Su camioneta ha quedado ahí, al frente de esta casa con sus techos coloniales de tejas abobadas, algunas rotas y corridas por los vientos, lo que permite que los días de lluvia se formen goteras y vayan pudriendo las maderas del cielo raso. Alrededor de la casa hay unas cortaderas altas y desprolijas que se empeñan en crecer a su capricho, y a unos cinco kilómetros, lo que podríamos decir es el centro del pueblo, existe una superficie cuadrada y plana, de unos cincuenta metros de lado, cubierta de pasto silvestre que hace las veces de plaza. Allí unos senderos angostos hechos de hormigón nacen desde las esquinas y se conectan al llegar al centro de este espacio en un círculo también de hormigón, donde hay cuatro bancos de madera enfrentados que miran hacia un mástil y su bandera izada. Salvo por las cuatro calles que rodean esta plaza, el resto en el pueblo de Colonia Vela está sin asfaltar, y así quedarán según parece. La camioneta del comisario no tiene ninguna identificación pintada en las puertas, tampoco lleva su matrícula en los paragolpes, sin embargo, tanto él como el oficial lo usan como si fuese un patrullero, aunque nunca lo sacan hasta la ruta. De todos modos, los habitantes de Colonia Vela conocen el vehículo, y la impresión que les causa cuando lo ven venir con sus ruedas chuecas levantado la polvareda hace que por instinto se meten adentro de las casas.
El oficial piensa en el pueblo como un lugar vacío, una especie de isla habitada por fantasmas, a lo poco de campo sembrado alrededor del caserío se le suman unas pocas vacas buscando tierra firme en las partes más alta del monte, porque si no fuese por ese hilo de asfalto que ha quedado apenas por encima de la superficie del agua desde la última inundación, Colonia Vela sería un lugar aislado del resto de los pueblos. A sus afueras, casi llegando a la ruta, el paisaje cambia abruptamente, en su mayoría es un terruño bajo un espejo silencioso y oscuro, hecho de esa masa quieta y herida, propia de una tierra anegada, que se cierne acuosamente sobre Colonia Vela de forma amenazante, infundiendo así en esta gente un sentimiento de derrota, y de humillación quizá, que cargan y les tuerce el cuerpo, sin que sepan del todo de donde es que les viene, pero que depositan unos en otros, generación tras generación, en la condena perpetua que la naturaleza indiferente a ellos les impone.
Aunque el oficial es un hombre joven, tendrá menos de treinta años, o al menos es lo que aparenta, siente que ha vivido en este pueblo todos sus años y también los años de sus antepasados, quizá porque no ha salido nunca de Colonia Vela.
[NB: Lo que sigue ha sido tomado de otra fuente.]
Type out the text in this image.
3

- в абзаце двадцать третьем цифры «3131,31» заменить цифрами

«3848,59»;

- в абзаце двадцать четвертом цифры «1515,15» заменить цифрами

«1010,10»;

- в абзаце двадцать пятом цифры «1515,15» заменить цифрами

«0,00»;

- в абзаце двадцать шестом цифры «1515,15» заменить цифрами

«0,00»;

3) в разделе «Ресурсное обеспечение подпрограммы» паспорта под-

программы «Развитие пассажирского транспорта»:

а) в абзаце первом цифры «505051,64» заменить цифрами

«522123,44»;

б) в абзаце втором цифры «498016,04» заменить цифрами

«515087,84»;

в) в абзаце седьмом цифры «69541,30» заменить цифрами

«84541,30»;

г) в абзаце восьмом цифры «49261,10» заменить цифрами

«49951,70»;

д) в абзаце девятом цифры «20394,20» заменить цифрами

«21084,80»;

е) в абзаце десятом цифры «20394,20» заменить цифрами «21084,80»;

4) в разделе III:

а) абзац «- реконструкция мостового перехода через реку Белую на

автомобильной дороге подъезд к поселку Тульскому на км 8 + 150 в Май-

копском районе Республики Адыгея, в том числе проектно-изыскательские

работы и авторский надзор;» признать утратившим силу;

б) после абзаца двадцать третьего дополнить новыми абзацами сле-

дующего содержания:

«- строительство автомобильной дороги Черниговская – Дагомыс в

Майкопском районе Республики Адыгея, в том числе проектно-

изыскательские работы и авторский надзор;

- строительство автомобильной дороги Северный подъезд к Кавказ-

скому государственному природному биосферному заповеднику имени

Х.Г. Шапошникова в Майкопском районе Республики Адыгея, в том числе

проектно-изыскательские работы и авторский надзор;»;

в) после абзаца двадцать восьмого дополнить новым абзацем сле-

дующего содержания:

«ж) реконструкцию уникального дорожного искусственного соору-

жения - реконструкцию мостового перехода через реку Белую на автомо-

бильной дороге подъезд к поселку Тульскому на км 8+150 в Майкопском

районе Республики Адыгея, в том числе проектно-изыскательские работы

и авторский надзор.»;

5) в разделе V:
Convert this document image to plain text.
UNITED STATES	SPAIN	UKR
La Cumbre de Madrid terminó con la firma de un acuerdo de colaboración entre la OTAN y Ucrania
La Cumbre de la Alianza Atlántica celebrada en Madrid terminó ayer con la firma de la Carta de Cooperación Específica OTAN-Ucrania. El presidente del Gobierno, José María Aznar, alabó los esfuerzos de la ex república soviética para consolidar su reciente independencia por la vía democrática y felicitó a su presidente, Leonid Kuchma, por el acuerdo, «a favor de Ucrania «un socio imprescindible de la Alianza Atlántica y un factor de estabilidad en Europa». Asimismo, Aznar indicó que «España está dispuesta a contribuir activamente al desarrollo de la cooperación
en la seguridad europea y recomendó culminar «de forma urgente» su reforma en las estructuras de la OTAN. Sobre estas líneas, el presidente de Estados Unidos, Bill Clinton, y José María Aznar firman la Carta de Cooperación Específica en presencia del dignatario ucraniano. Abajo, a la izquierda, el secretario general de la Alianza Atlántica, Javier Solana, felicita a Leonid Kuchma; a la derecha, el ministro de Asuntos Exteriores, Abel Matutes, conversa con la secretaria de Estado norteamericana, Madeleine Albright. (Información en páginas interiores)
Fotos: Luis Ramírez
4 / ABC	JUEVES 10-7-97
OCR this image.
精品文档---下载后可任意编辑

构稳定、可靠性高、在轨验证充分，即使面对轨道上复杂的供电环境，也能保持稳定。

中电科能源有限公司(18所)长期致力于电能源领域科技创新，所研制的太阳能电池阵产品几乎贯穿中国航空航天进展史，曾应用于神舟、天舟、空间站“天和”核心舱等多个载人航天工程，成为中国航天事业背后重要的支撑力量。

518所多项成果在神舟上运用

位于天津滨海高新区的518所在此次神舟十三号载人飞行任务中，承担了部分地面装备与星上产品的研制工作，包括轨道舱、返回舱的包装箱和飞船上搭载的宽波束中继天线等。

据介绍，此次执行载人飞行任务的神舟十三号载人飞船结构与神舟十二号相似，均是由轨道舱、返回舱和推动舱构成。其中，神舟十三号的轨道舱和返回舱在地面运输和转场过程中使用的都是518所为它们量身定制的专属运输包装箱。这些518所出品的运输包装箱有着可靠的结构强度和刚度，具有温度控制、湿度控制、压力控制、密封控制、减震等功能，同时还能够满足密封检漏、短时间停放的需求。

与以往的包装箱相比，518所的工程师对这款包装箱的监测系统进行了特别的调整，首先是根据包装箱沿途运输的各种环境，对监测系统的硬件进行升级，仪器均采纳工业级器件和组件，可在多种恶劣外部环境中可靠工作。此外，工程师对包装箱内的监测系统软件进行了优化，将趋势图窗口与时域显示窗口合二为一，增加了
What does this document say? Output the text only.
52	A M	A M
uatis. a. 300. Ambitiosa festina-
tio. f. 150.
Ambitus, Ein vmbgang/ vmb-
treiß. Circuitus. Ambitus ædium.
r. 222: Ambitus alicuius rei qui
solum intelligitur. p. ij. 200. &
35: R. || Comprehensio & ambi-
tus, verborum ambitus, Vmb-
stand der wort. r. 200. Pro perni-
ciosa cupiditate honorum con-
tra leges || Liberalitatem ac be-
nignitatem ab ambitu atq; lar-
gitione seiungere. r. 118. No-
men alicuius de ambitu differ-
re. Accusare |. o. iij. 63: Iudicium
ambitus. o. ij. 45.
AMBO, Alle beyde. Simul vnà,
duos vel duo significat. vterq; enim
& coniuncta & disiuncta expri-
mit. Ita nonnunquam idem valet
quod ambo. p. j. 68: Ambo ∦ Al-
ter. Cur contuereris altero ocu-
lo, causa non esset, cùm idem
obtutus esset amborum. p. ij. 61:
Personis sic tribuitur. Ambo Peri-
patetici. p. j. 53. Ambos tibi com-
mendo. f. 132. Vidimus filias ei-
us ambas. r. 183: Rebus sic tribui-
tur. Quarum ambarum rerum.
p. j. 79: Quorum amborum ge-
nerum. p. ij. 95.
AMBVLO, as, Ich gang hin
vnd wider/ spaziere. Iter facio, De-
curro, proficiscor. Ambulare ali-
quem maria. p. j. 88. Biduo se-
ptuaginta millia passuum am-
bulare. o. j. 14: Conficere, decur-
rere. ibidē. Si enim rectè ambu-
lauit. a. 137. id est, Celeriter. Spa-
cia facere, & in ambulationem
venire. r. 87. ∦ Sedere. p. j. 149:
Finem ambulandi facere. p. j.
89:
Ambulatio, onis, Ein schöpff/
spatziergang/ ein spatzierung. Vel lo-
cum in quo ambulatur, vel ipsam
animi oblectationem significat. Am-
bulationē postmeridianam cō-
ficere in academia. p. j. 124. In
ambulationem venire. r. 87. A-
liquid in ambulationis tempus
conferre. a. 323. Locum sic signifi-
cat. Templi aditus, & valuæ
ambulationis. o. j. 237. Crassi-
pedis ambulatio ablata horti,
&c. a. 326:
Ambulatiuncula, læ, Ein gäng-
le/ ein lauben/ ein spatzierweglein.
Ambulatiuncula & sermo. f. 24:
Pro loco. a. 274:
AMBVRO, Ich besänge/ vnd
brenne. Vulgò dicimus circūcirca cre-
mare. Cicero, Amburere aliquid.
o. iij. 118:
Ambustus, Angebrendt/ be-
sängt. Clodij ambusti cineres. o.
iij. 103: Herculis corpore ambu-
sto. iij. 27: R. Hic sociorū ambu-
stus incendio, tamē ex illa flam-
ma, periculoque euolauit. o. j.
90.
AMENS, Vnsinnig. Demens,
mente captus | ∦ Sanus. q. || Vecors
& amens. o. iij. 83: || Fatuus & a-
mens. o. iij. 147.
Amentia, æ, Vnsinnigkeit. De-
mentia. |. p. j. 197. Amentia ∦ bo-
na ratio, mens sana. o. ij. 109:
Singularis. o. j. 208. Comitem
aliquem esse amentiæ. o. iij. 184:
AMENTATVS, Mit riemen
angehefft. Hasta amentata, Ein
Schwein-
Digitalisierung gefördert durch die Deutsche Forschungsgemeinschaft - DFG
Su delgadez le afina el cuerpo, lo hace parecer más alto, y también más frágil; la flacura que lleva encima es la reminiscencia de esa desnutrición que lo azotó en la infancia. Pero cuando dentro de su mente mira hacia atrás, el oficial no siente pena de sí mismo, encuentra esas imágenes de senderos salpicados por las manchas incandescentes de la luz solar al traspasar la fronda de los álamos, los sonidos de los pájaros silvestres e invisibles entreverados en sus ramas, la liviandad en los huesos al sumergirse en ese agua blanca y fuerte del arroyo. Algo de esto lo conmueve profundamente, los ojos se le ponen rojos y se le llenan de lágrimas, tanto que a veces se avergüenza, en especial si lleva puesto el informe, cuando comprende que ese niño que ha sido lograba de algún modo en ese entonces quedarse de a ratos y de forma inexplicable en ese lado luminoso de su pequeña existencia, por encima de aquellos otros peligros y maltratos, que más allá de las marcas que le dejaban en el cuerpo se obligaba a olvidar casi de inmediato.